45. Selon la jurisprudence de la Cour, un requérant ne peut obtenir le remboursement de ses frais et dépens que dans la mesure où se trouvent établis leur réalité, leur nécessité et le caractère raisonnable de leur taux. En l’espèce, compte tenu des documents en sa possession et de sa jurisprudence, la Cour rejette la demande relative aux frais et dépens de la procédure nationale. En revanche, elle estime raisonnable la somme de 2 000 EUR pour la procédure devant la Cour et l’accorde à la requérante.
C. Intérêts moratoires
46. La Cour juge approprié de calquer le taux des intérêts moratoires sur le taux d’intérêt de la facilité de prêt marginal de la Banque centrale européenne majoré de trois points de pourcentage.

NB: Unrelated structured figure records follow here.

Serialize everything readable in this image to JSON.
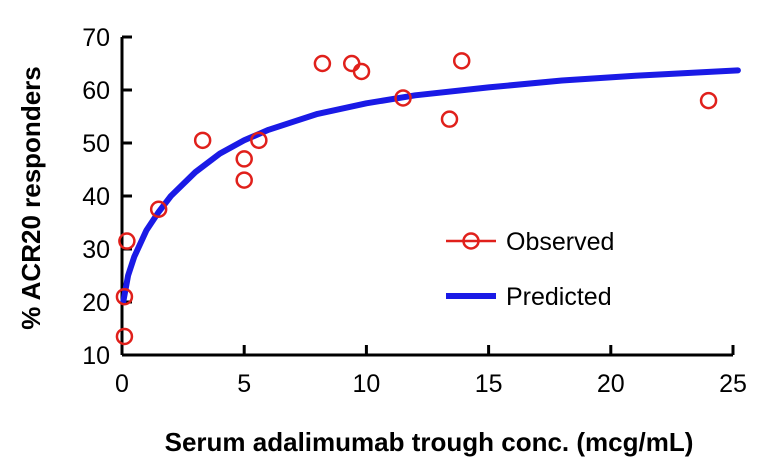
{
  "chart_data": {
    "type": "scatter",
    "title": "",
    "xlabel": "Serum adalimumab trough conc. (mcg/mL)",
    "ylabel": "% ACR20 responders",
    "xlim": [
      0,
      25
    ],
    "ylim": [
      10,
      70
    ],
    "xticks": [
      0,
      5,
      10,
      15,
      20,
      25
    ],
    "yticks": [
      10,
      20,
      30,
      40,
      50,
      60,
      70
    ],
    "grid": false,
    "legend_position": "center-right",
    "series": [
      {
        "name": "Observed",
        "kind": "scatter",
        "marker": "open-circle",
        "color": "#e0201b",
        "points": [
          {
            "x": 0.1,
            "y": 13.5
          },
          {
            "x": 0.1,
            "y": 21
          },
          {
            "x": 0.2,
            "y": 31.5
          },
          {
            "x": 1.5,
            "y": 37.5
          },
          {
            "x": 3.3,
            "y": 50.5
          },
          {
            "x": 5.0,
            "y": 47
          },
          {
            "x": 5.0,
            "y": 43
          },
          {
            "x": 5.6,
            "y": 50.5
          },
          {
            "x": 8.2,
            "y": 65
          },
          {
            "x": 9.4,
            "y": 65
          },
          {
            "x": 9.8,
            "y": 63.5
          },
          {
            "x": 11.5,
            "y": 58.5
          },
          {
            "x": 13.4,
            "y": 54.5
          },
          {
            "x": 13.9,
            "y": 65.5
          },
          {
            "x": 24.0,
            "y": 58
          }
        ]
      },
      {
        "name": "Predicted",
        "kind": "line",
        "color": "#1a1ae6",
        "points": [
          {
            "x": 0.05,
            "y": 20
          },
          {
            "x": 0.25,
            "y": 25
          },
          {
            "x": 0.5,
            "y": 28.5
          },
          {
            "x": 1.0,
            "y": 33.5
          },
          {
            "x": 1.5,
            "y": 37
          },
          {
            "x": 2.0,
            "y": 40
          },
          {
            "x": 3.0,
            "y": 44.5
          },
          {
            "x": 4.0,
            "y": 48
          },
          {
            "x": 5.0,
            "y": 50.5
          },
          {
            "x": 6.0,
            "y": 52.5
          },
          {
            "x": 7.0,
            "y": 54
          },
          {
            "x": 8.0,
            "y": 55.5
          },
          {
            "x": 10.0,
            "y": 57.5
          },
          {
            "x": 12.0,
            "y": 59
          },
          {
            "x": 15.0,
            "y": 60.5
          },
          {
            "x": 18.0,
            "y": 61.8
          },
          {
            "x": 21.0,
            "y": 62.7
          },
          {
            "x": 25.2,
            "y": 63.7
          }
        ]
      }
    ]
  }
}
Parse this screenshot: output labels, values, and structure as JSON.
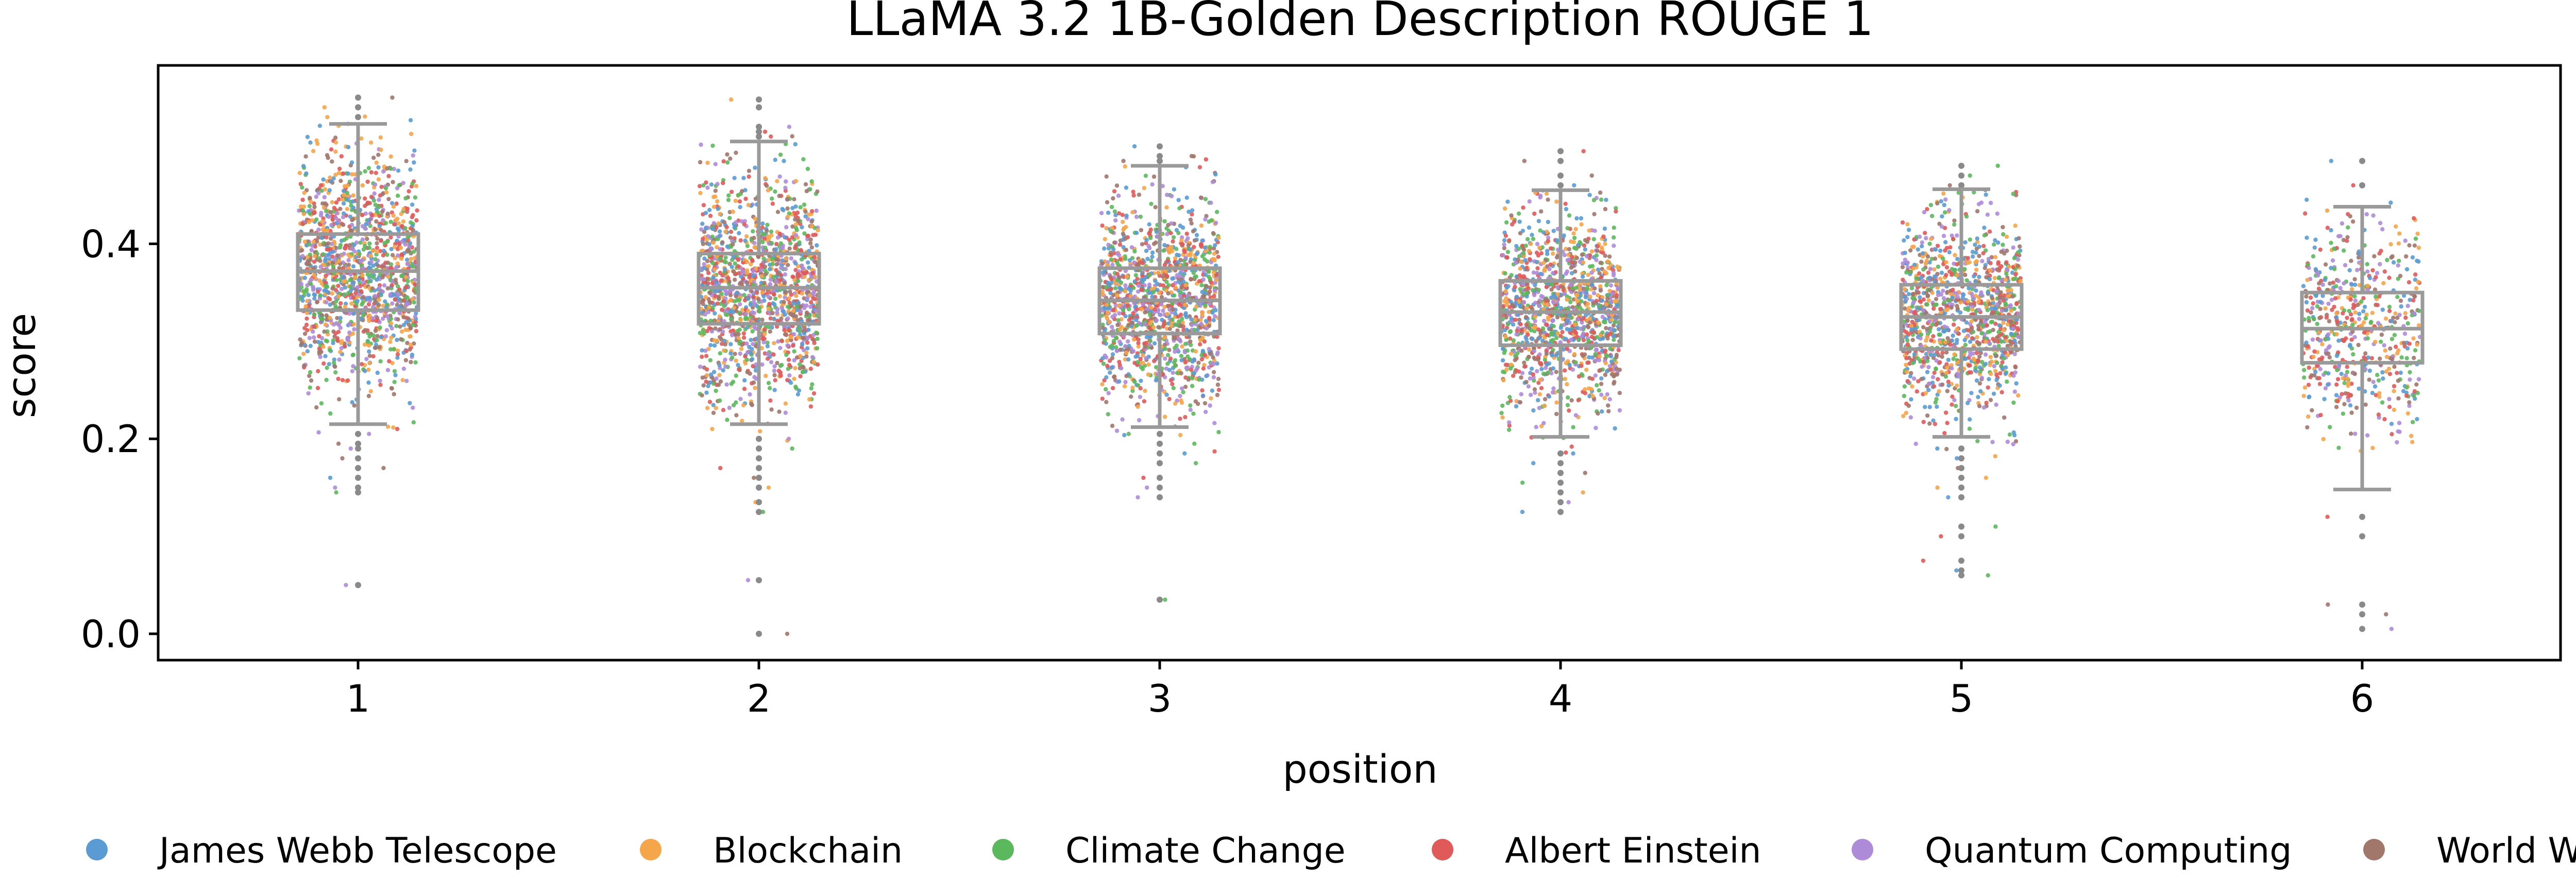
{
  "chart_data": {
    "type": "box-strip",
    "title": "LLaMA 3.2 1B-Golden Description ROUGE 1",
    "xlabel": "position",
    "ylabel": "score",
    "categories": [
      "1",
      "2",
      "3",
      "4",
      "5",
      "6"
    ],
    "ylim": [
      -0.027,
      0.583
    ],
    "yticks": [
      0.0,
      0.2,
      0.4
    ],
    "ytick_labels": [
      "0.0",
      "0.2",
      "0.4"
    ],
    "grid": false,
    "legend_position": "bottom",
    "series": [
      {
        "name": "James Webb Telescope",
        "color": "#5a9bd4"
      },
      {
        "name": "Blockchain",
        "color": "#f5a54a"
      },
      {
        "name": "Climate Change",
        "color": "#5cb85c"
      },
      {
        "name": "Albert Einstein",
        "color": "#e05a5a"
      },
      {
        "name": "Quantum Computing",
        "color": "#ae8bd8"
      },
      {
        "name": "World War II",
        "color": "#a1776b"
      }
    ],
    "boxes": [
      {
        "position": "1",
        "whisker_low": 0.215,
        "q1": 0.332,
        "median": 0.372,
        "q3": 0.41,
        "whisker_high": 0.523,
        "outliers": [
          0.05,
          0.145,
          0.15,
          0.16,
          0.17,
          0.18,
          0.19,
          0.195,
          0.205,
          0.53,
          0.54,
          0.55
        ],
        "n": 1400
      },
      {
        "position": "2",
        "whisker_low": 0.215,
        "q1": 0.318,
        "median": 0.355,
        "q3": 0.39,
        "whisker_high": 0.505,
        "outliers": [
          0.0,
          0.055,
          0.125,
          0.135,
          0.15,
          0.16,
          0.17,
          0.18,
          0.19,
          0.2,
          0.51,
          0.515,
          0.52,
          0.54,
          0.548
        ],
        "n": 1400
      },
      {
        "position": "3",
        "whisker_low": 0.212,
        "q1": 0.308,
        "median": 0.342,
        "q3": 0.375,
        "whisker_high": 0.48,
        "outliers": [
          0.035,
          0.14,
          0.15,
          0.16,
          0.175,
          0.185,
          0.195,
          0.205,
          0.485,
          0.49,
          0.5
        ],
        "n": 1300
      },
      {
        "position": "4",
        "whisker_low": 0.202,
        "q1": 0.296,
        "median": 0.33,
        "q3": 0.362,
        "whisker_high": 0.455,
        "outliers": [
          0.125,
          0.135,
          0.145,
          0.155,
          0.165,
          0.175,
          0.185,
          0.46,
          0.47,
          0.485,
          0.495
        ],
        "n": 1250
      },
      {
        "position": "5",
        "whisker_low": 0.202,
        "q1": 0.292,
        "median": 0.325,
        "q3": 0.358,
        "whisker_high": 0.456,
        "outliers": [
          0.06,
          0.065,
          0.075,
          0.1,
          0.11,
          0.14,
          0.15,
          0.16,
          0.17,
          0.18,
          0.19,
          0.46,
          0.47,
          0.48
        ],
        "n": 1150
      },
      {
        "position": "6",
        "whisker_low": 0.148,
        "q1": 0.278,
        "median": 0.313,
        "q3": 0.35,
        "whisker_high": 0.438,
        "outliers": [
          0.005,
          0.02,
          0.03,
          0.1,
          0.12,
          0.46,
          0.485
        ],
        "n": 550
      }
    ]
  }
}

PAR CES MOTIFS, LA COUR, À L’UNANIMITÉ,
1. Déclare la requête recevable quant au grief tiré du défaut d’audition de la requérante en appel et irrecevable pour le surplus ;
2. Dit qu’il y a eu violation de l’article 6 § 1 de la Convention ;
3. Dit,
a) que l’Etat défendeur doit verser à la requérante, dans les trois mois à compter du jour où l’arrêt sera devenu définitif conformément à l’article 44 § 2 de la Convention, 2 400 EUR (deux mille quatre cents euros), pour dommage moral, et 2 000 EUR (deux mille euros) pour frais et dépens, plus tout montant pouvant être dû à titre d’impôt par la requérante ;
b) qu’à compter de l’expiration dudit délai et jusqu’au versement, ces montants seront à majorer d’un intérêt simple à un taux égal à celui de la facilité de prêt marginal de la Banque centrale européenne applicable pendant cette période, augmenté de trois points de pourcentage ;
4. Rejette la demande de satisfaction équitable pour le surplus.
Fait en français, puis communiqué par écrit le 5 juillet 2011, en application de l’article 77 §§ 2 et 3 du règlement.
Stanley NaismithFrançoise Tulkens
GreffierPrésidente
[1]. Le décret-loi n° 48/2007 du 29 août 2007 a légèrement modifié la rédaction du paragraphe 3 de l’article 423 en supprimant la référence au ministère public.